High School Drop Out Rates
Buried deep in the 26 page report, there’s a graphic that the folks at the Southern Education Foundation know is controversial. But they say it sums up the problem with Alabama’s education system. It’s a simple bar graph that compares the combined salaries of Alabama and Auburn’s head football coaches – with the total state dollars awarded in financial aid to tens of thousands of needy college students. Football – $6.5 million. Financial aid – $2 million.
“It’s a matter of priorities.”
Steve Suitts is the Foundation’s vice president.
“There are probably some other states where the numbers might be comparable, but it’d be heard to find other states where two football coaches in college are being paid three times as much as kids are being given to go to college by the state legislature.”
Now that graphic applies to college students, but Suitts says the message starts much earlier in the educational process. He says in Alabama there isn’t enough focused attention paid to increasing graduation rates. According to the foundation’s calculations nearly half of all students who should have graduated last year, didn’t. Suitts says the state doesn’t have to look far for clues on how to turn that trend around. He praises some of the state’s early reading programs and math interventions, but he says they’re piecemeal. The state needs to bring it all together in a plan that is more holistic.
“A parent knows that if your child gets through algebra that doesn’t mean they’re going to conquer calculus. They’re going to need another year of support and preparation and help. And if you look at policy making it’s the same thing. You can’t expect a 4th grade reading program to solve the entire education problems.”
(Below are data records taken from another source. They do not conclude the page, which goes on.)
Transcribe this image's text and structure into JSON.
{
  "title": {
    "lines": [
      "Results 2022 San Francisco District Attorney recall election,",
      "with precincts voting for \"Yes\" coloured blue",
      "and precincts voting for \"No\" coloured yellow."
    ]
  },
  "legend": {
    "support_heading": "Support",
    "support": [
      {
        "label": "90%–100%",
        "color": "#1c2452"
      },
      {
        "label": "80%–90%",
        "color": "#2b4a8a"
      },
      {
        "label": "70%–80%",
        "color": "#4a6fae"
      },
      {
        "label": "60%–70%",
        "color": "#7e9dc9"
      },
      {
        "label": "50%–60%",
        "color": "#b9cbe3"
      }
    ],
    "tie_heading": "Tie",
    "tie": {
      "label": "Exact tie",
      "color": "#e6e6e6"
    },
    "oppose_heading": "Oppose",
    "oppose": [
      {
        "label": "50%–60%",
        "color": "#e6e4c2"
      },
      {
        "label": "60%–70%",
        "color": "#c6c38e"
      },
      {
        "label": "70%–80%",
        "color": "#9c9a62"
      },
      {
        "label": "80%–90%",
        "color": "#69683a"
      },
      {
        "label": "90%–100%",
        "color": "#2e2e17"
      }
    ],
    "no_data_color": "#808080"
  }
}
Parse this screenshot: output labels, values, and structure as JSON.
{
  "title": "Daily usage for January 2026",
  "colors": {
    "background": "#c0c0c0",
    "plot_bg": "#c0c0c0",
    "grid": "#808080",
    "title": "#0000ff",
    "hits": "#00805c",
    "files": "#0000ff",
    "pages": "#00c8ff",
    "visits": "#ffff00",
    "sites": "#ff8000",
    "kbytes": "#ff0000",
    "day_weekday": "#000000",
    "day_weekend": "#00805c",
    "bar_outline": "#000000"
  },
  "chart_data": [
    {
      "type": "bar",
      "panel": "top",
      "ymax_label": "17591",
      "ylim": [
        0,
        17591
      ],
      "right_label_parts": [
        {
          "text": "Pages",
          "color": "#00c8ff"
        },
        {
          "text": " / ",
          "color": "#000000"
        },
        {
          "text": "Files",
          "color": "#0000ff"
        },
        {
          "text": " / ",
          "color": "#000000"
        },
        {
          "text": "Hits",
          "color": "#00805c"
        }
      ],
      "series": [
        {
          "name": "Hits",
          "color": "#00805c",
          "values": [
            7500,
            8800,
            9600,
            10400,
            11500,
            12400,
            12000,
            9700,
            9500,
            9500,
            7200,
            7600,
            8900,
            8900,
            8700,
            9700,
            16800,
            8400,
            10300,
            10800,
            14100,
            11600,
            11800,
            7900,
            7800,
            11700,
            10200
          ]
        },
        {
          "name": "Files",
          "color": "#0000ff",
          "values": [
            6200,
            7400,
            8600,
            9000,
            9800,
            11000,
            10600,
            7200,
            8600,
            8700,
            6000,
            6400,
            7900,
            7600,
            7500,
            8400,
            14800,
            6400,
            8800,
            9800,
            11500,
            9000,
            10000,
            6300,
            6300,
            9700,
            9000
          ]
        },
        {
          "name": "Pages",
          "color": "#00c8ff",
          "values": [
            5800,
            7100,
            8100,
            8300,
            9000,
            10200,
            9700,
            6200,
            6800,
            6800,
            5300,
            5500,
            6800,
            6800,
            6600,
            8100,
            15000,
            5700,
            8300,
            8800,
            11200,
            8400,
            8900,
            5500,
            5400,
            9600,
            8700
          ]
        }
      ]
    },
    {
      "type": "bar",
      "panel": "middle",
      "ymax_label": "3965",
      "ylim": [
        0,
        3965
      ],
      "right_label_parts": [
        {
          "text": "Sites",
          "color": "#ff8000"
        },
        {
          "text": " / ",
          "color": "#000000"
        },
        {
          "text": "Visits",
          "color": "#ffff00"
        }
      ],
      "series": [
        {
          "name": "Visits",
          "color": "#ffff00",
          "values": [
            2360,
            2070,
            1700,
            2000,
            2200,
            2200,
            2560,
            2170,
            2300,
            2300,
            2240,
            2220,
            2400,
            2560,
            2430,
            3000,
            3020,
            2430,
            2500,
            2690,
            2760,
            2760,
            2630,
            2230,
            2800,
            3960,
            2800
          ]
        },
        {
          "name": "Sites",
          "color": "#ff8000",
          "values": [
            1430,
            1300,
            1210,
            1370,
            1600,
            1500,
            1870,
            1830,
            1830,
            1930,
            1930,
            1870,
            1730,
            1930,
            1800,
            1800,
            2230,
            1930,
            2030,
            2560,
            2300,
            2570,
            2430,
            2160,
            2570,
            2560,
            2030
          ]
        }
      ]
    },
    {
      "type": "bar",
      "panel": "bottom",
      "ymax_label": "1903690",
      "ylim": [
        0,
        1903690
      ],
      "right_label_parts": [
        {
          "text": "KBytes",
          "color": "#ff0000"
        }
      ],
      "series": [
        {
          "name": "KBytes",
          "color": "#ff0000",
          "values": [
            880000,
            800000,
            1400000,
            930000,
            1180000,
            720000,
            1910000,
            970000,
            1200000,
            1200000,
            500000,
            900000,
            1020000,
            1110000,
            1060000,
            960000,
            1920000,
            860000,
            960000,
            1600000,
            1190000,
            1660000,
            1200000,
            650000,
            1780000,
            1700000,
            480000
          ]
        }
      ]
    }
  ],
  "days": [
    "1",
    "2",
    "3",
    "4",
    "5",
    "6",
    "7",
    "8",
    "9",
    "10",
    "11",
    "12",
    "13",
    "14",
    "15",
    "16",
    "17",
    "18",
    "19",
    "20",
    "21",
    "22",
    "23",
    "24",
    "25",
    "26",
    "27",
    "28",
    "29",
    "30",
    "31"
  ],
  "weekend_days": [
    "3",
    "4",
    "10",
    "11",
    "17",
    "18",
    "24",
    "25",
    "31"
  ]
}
The new report suggests that if Alabama would reduce the high school dropout rate and increase number of kids going on to college it could almost double its economy in next 40 years. Michael Shattuck likes the sound of that. He’s director of Business Development at the Birmingham Metropolitan Development Board, the agency that recruits businesses to locate here.
“They want to know how many people in an area have a college degree. How many schools you have in the area that can provide a potential source of employees for the area, so it’s a very important concept.”
And studies like the one released this week by the Southern Education Foundation can make Shattuck’s job a little harder.
“Yeah it is discouraging, but we have had a lot of success in term sof recruiting companies to our region. You know Alabama traditionally has been at the bottom in terms of the education attainment and I think we’re making progress. And part of that is just highlighting and emphasizing the strong aspects of our state. The strong aspects that would induce companies – and we have several of those.”
But, Shattuck admits, the downturn in the economy is making that a tougher sell. It’s also making it harder for state lawmakers to expand funding for education and dropout prevention when they’ve got a lot of competing needs and tighter budgets.